Fresh water mixed with chemicals used as fracking fluid

In fracking, slickwater is a low viscosity, low salinity, hydraulic fracking fluid intended to move the fracturing proppant in the fractures produced by high hydraulic pressure in unconventional (oil and gas) reservoir. Slickwater is primarily composed of 98–99.5% water and well-calibrated sand particles, with 0.5–2 wt.% chemical additives. These additives are used to prevent scaling (such as carbonate precipitation), induce mineral dissolution, reduce friction, prevent corrosion, inhibit microbial growth, and improve fluid flow. Slickwater is used to create, or enlarge, fractures in low permeability rock formations, such as deep clay or marl formations, for enhancing oil or gas extraction. It is widely used due to its cost-effectiveness and ability to enhance hydrocarbon recovery.

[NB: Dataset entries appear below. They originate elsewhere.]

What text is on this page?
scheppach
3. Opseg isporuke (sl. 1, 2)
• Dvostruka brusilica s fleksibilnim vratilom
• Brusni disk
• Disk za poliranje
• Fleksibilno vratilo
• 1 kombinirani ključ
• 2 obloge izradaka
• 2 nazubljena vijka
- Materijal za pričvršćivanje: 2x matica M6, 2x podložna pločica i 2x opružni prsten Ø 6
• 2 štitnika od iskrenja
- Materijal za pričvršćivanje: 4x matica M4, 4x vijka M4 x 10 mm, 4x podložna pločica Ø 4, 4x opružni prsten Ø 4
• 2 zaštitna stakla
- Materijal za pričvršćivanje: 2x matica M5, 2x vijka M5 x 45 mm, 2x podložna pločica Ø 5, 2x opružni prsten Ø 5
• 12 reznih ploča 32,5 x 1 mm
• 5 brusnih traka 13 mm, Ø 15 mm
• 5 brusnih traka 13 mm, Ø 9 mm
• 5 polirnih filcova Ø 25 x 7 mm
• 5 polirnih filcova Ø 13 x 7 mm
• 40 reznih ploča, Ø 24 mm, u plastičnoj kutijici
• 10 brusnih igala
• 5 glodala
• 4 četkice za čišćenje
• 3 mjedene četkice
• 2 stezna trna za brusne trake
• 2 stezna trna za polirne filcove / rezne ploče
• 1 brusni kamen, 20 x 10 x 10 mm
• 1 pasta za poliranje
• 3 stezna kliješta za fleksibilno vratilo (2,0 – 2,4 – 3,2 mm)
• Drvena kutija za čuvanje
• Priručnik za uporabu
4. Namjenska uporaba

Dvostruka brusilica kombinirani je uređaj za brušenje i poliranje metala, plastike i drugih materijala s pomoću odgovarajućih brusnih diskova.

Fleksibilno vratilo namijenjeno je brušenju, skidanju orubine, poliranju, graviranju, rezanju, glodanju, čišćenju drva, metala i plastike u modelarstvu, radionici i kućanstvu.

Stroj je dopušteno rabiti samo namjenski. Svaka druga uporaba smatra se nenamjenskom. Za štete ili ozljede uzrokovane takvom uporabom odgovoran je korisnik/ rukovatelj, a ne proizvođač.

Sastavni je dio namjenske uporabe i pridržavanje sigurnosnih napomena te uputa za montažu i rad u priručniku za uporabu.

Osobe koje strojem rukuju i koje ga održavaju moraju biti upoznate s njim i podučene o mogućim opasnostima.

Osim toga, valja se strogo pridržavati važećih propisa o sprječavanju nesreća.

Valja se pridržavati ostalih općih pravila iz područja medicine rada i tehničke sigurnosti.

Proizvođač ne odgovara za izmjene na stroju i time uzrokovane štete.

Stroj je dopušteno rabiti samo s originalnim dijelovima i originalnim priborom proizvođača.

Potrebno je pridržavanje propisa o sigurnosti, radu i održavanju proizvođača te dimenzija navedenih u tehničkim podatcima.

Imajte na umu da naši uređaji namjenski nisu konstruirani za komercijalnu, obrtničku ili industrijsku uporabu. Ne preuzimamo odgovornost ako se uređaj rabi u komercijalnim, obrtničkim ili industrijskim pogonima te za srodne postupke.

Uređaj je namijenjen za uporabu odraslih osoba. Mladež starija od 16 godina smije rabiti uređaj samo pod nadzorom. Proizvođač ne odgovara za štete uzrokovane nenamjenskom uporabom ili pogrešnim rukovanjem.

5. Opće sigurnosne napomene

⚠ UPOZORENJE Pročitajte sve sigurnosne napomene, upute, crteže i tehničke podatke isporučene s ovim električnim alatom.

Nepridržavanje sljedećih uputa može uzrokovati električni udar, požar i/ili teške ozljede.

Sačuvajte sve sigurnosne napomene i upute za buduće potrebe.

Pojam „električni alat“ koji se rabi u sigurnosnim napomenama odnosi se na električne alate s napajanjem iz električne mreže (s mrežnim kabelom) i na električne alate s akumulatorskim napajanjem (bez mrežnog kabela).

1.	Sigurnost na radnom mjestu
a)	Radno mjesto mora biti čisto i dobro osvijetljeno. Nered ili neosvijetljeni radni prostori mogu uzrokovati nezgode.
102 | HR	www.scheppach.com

A second type of fracking water, containing gel-like polymer additives, is often referred to as "crosslink". It is more viscous, can tolerate a higher ionic strength (i.e., a higher concentration in total dissolved solids (TDS), as commonly found in concentrated brines) and preferred to carry more easily and deeply in the fractures the granular material used as proppant to maintain the fractures open after the fluid injection and the hydraulic pressure release. Guar gum mixed with borate is often used as a viscosity modifier. The fluid viscosity, depending on the degree of cross-linking of the guar gum with boric acid, is controlled by varying the pH of the solution, and therefore the chemical speciation of the boric acid/borate anion system.